Kim also said Korea and Japan need to restore the summit diplomacy if Seoul, Tokyo and Beijing fail to resume their routine trilateral meeting in a few months. “Moon needs to make a bilateral visit to Japan alone,” he said, “to restore shuttle diplomacy.”

Kim, a professor at Seoul National University’s Graduate School of International Studies, is a Japan expert who joined the Moon Blue House as a presidential adviser on economic policy. He completed his doctoral degree at Keio University and has lectured at University of Tsukuba and Nagoya University of Commerce and Business.

Kim also said it is premature to talk about resuming economic cooperation projects with North Korea. He added that Moon is the first South Korean president to approach inter-Korean relations not based on ideology, but on economic relations. “We need to prosper together by accomplishing permanent peace,” Kim said. “That is Moon’s North Korea policy.”

Critics said Kim touched on sensitive diplomatic issues, even though he is an economic adviser, and that the interview may create trouble for the Foreign Ministry and security officials at the Blue House.

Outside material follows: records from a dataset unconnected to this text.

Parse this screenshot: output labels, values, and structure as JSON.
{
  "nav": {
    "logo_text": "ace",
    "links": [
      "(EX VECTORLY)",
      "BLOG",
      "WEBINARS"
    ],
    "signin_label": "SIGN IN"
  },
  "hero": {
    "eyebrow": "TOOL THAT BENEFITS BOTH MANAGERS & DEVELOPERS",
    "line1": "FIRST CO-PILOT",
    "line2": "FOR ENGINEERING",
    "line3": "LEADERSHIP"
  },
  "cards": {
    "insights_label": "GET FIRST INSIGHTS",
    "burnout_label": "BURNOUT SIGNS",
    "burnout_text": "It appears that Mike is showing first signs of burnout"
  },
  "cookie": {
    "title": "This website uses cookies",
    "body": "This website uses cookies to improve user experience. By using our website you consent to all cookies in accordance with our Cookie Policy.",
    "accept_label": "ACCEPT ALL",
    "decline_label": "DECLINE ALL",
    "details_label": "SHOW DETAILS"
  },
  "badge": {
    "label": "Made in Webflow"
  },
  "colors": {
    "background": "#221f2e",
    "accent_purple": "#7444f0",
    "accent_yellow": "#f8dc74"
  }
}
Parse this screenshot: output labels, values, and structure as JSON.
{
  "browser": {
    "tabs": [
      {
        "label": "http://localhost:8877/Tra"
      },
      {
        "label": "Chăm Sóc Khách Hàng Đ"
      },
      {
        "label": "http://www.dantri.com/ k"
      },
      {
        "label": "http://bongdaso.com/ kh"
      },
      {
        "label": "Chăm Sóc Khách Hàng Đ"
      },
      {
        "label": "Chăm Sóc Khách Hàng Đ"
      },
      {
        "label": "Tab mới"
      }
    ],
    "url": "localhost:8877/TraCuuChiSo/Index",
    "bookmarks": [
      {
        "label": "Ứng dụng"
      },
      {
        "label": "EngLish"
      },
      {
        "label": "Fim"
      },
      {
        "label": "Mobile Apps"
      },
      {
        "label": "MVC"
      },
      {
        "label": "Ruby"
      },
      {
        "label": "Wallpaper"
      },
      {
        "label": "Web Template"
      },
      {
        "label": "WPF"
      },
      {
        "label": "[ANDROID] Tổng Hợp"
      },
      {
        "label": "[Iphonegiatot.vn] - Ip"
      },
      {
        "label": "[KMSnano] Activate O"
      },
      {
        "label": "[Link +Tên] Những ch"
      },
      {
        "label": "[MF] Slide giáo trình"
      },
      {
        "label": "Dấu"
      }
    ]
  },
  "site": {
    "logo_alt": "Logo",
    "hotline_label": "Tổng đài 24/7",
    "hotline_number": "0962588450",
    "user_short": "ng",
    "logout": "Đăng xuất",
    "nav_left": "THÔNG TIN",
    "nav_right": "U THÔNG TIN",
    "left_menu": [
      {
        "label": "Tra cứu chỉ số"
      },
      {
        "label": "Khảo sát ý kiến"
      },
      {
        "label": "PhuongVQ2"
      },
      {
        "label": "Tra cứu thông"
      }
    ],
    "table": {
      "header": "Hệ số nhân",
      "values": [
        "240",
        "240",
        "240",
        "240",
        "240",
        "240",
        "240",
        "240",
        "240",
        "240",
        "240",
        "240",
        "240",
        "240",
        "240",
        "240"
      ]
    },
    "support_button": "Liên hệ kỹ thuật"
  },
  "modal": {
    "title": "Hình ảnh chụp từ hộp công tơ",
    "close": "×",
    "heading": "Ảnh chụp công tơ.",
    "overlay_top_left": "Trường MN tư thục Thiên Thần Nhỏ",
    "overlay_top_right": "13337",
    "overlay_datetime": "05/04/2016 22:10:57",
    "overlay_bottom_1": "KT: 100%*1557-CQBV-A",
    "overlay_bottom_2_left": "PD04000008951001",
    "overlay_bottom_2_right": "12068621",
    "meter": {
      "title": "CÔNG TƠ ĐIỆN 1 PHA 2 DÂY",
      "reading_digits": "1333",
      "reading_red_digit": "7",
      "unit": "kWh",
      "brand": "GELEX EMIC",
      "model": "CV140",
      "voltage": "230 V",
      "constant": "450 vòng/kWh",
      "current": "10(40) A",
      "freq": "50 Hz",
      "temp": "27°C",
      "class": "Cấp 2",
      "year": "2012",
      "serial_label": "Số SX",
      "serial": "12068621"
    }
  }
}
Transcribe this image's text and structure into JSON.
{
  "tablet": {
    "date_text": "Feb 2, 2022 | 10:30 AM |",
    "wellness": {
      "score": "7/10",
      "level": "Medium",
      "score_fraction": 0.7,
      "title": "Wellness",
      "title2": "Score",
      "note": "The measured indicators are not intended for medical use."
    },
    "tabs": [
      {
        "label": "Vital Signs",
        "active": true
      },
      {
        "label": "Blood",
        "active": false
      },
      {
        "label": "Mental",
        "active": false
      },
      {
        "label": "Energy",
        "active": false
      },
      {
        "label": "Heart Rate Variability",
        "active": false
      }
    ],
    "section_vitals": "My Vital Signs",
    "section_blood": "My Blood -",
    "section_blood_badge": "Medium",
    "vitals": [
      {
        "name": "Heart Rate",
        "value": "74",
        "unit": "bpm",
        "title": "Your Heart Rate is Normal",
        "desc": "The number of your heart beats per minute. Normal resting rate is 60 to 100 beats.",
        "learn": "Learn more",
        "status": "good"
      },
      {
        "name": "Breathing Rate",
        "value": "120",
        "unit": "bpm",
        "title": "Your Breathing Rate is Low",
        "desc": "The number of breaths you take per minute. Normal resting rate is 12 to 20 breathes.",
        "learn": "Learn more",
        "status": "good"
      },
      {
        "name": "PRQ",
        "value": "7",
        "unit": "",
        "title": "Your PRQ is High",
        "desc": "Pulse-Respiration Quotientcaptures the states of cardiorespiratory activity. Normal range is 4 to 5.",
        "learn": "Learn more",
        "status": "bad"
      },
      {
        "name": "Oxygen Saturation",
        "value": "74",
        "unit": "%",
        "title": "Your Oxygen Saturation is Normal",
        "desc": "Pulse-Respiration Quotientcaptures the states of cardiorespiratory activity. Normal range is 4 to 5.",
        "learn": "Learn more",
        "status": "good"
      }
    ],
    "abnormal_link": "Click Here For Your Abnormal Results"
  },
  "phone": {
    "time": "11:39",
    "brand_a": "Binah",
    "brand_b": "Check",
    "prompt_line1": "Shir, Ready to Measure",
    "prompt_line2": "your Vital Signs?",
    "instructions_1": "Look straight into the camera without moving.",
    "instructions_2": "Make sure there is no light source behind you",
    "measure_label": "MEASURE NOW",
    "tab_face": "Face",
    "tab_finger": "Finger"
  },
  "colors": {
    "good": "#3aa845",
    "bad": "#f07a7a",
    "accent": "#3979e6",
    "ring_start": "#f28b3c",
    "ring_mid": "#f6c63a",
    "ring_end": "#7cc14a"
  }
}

But this is not the first time Kim has publicly addressed a sensitive diplomatic issue. After Moon’s summit with U.S. President Donald Trump in November, Kim said there is no need for Korea to endorse the Trump administration’s new foreign policy of a “free and open Indo-Pacific.”

The Blue House said Friday that Kim gave the media his private, non-expert opinion regarding the comfort women issue and that his remarks are a reiteration of the foreign minister’s earlier stance. Also according to the Blue House, Kim did not tell the newspaper that the issue should be managed domestically, and he will ask for a correction.